= Kırmızı =

Kırmızı (Red) is a Turkish Anatolian heavy metal band founded in Istanbul in 2005 by Idil Çağatay and Aslı Polat. They have been seen to "cultivate an image of female power and strength". On 5 October 2011 they performed on the CNN International show Inside the Middle East.

==Composition==
In March 2010 the line-up was reported as İdil Çağatay on vocals, Fulya Akgün on guitar, Aslı Polat on drums, and Başak Gün on bass.

==Music==
Their first single, named “Kırmızı” came out in 2010. After they published the music videos of “Veda Etme” and “Kırmızı”, they become more popular.

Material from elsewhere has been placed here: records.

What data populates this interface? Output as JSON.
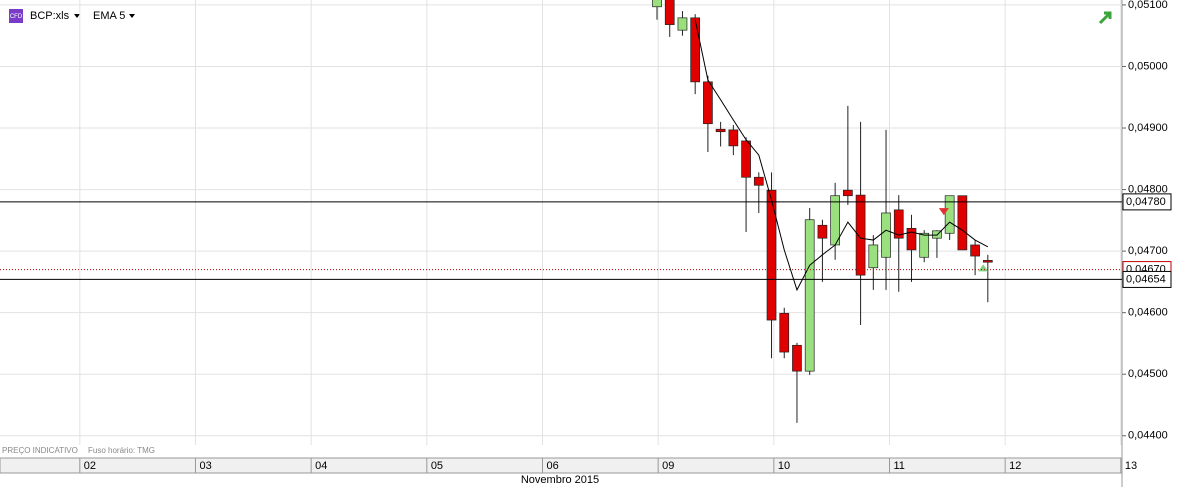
{
  "chart_data": {
    "type": "candlestick",
    "icon_label": "CFD",
    "symbol": "BCP:xls",
    "indicator": "EMA 5",
    "note": "PREÇO INDICATIVO",
    "timezone": "Fuso horário: TMG",
    "x_label": "Novembro 2015",
    "x": [
      4.99,
      5.1,
      5.21,
      5.32,
      5.43,
      5.54,
      5.65,
      5.76,
      5.87,
      5.98,
      6.09,
      6.2,
      6.31,
      6.42,
      6.53,
      6.64,
      6.75,
      6.86,
      6.97,
      7.08,
      7.19,
      7.3,
      7.41,
      7.52,
      7.63,
      7.74,
      7.85
    ],
    "open": [
      0.05097,
      0.0511,
      0.05059,
      0.05079,
      0.04975,
      0.04898,
      0.04897,
      0.04879,
      0.0482,
      0.04799,
      0.04599,
      0.04547,
      0.04505,
      0.04742,
      0.0471,
      0.04799,
      0.04791,
      0.04673,
      0.0469,
      0.04767,
      0.04737,
      0.0469,
      0.04721,
      0.04729,
      0.0479,
      0.0471,
      0.04685
    ],
    "high": [
      0.0512,
      0.05115,
      0.0509,
      0.05085,
      0.04985,
      0.0491,
      0.04905,
      0.04885,
      0.04828,
      0.04828,
      0.04608,
      0.04551,
      0.0477,
      0.04751,
      0.04811,
      0.04936,
      0.0491,
      0.04726,
      0.04897,
      0.04791,
      0.04759,
      0.04734,
      0.04734,
      0.0479,
      0.0479,
      0.04718,
      0.04694
    ],
    "low": [
      0.05076,
      0.05048,
      0.0505,
      0.04955,
      0.04861,
      0.0487,
      0.04856,
      0.04731,
      0.04762,
      0.04526,
      0.04526,
      0.04421,
      0.04499,
      0.0465,
      0.04686,
      0.04775,
      0.0458,
      0.04637,
      0.04637,
      0.04634,
      0.0465,
      0.04682,
      0.04689,
      0.04718,
      0.04702,
      0.04661,
      0.04617
    ],
    "close": [
      0.0511,
      0.05068,
      0.05079,
      0.04975,
      0.04907,
      0.04894,
      0.04871,
      0.0482,
      0.04807,
      0.04588,
      0.04536,
      0.04505,
      0.04751,
      0.04721,
      0.0479,
      0.0479,
      0.04661,
      0.0471,
      0.04762,
      0.04721,
      0.04702,
      0.04729,
      0.04733,
      0.0479,
      0.04702,
      0.04692,
      0.04682
    ],
    "ema": [
      null,
      null,
      null,
      0.05076,
      0.04978,
      0.04946,
      0.04913,
      0.04881,
      0.04856,
      0.04783,
      0.04702,
      0.04637,
      0.04677,
      0.04694,
      0.0471,
      0.04747,
      0.04721,
      0.04718,
      0.04734,
      0.04726,
      0.04731,
      0.04726,
      0.04726,
      0.04747,
      0.04734,
      0.04718,
      0.04707
    ],
    "up_color": "#9be07f",
    "down_color": "#e00000",
    "ema_color": "#000000",
    "ylim": [
      0.04385,
      0.05108
    ],
    "yticks": [
      {
        "value": 0.051,
        "label": "0,05100"
      },
      {
        "value": 0.05,
        "label": "0,05000"
      },
      {
        "value": 0.049,
        "label": "0,04900"
      },
      {
        "value": 0.048,
        "label": "0,04800"
      },
      {
        "value": 0.047,
        "label": "0,04700"
      },
      {
        "value": 0.046,
        "label": "0,04600"
      },
      {
        "value": 0.045,
        "label": "0,04500"
      },
      {
        "value": 0.044,
        "label": "0,04400"
      }
    ],
    "xlim": [
      -0.69,
      9.01
    ],
    "xticks": [
      {
        "value": 0,
        "label": "02"
      },
      {
        "value": 1,
        "label": "03"
      },
      {
        "value": 2,
        "label": "04"
      },
      {
        "value": 3,
        "label": "05"
      },
      {
        "value": 4,
        "label": "06"
      },
      {
        "value": 5,
        "label": "09"
      },
      {
        "value": 6,
        "label": "10"
      },
      {
        "value": 7,
        "label": "11"
      },
      {
        "value": 8,
        "label": "12"
      },
      {
        "value": 9,
        "label": "13"
      }
    ],
    "levels": [
      {
        "value": 0.0478,
        "label": "0,04780",
        "color": "#000000",
        "style": "solid"
      },
      {
        "value": 0.0467,
        "label": "0,04670",
        "color": "#c00000",
        "style": "dotted"
      },
      {
        "value": 0.04654,
        "label": "0,04654",
        "color": "#000000",
        "style": "solid"
      }
    ],
    "signals": [
      {
        "x": 7.47,
        "value": 0.04765,
        "color": "#e03030",
        "marker": "triangle-down"
      },
      {
        "x": 7.81,
        "value": 0.04672,
        "color": "#7fd07f",
        "marker": "triangle-up"
      }
    ],
    "grid": true
  }
}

In 2011 they released Turkey’s first all female band album, Isyan (Rebellion). The first music video of the album was “Çekilin Başımdan”, which was a duet with Hayko Cepkin. The second music video of the album was “Geri”.

In 2012 they made an underwater performance music video for their song “Elveda”, for which İdil Çağatay took scuba diving lessons.

The band was invited to perform at one of Europe's major world music festivals, Festival Mundial in the Netherlands.

==Activism==
Kırmızı supported the “100.000 SMS Against Violence” campaign of “Fight against Domestic Violence” platform by dedicating a song named “Araf” to all violated women in Turkey.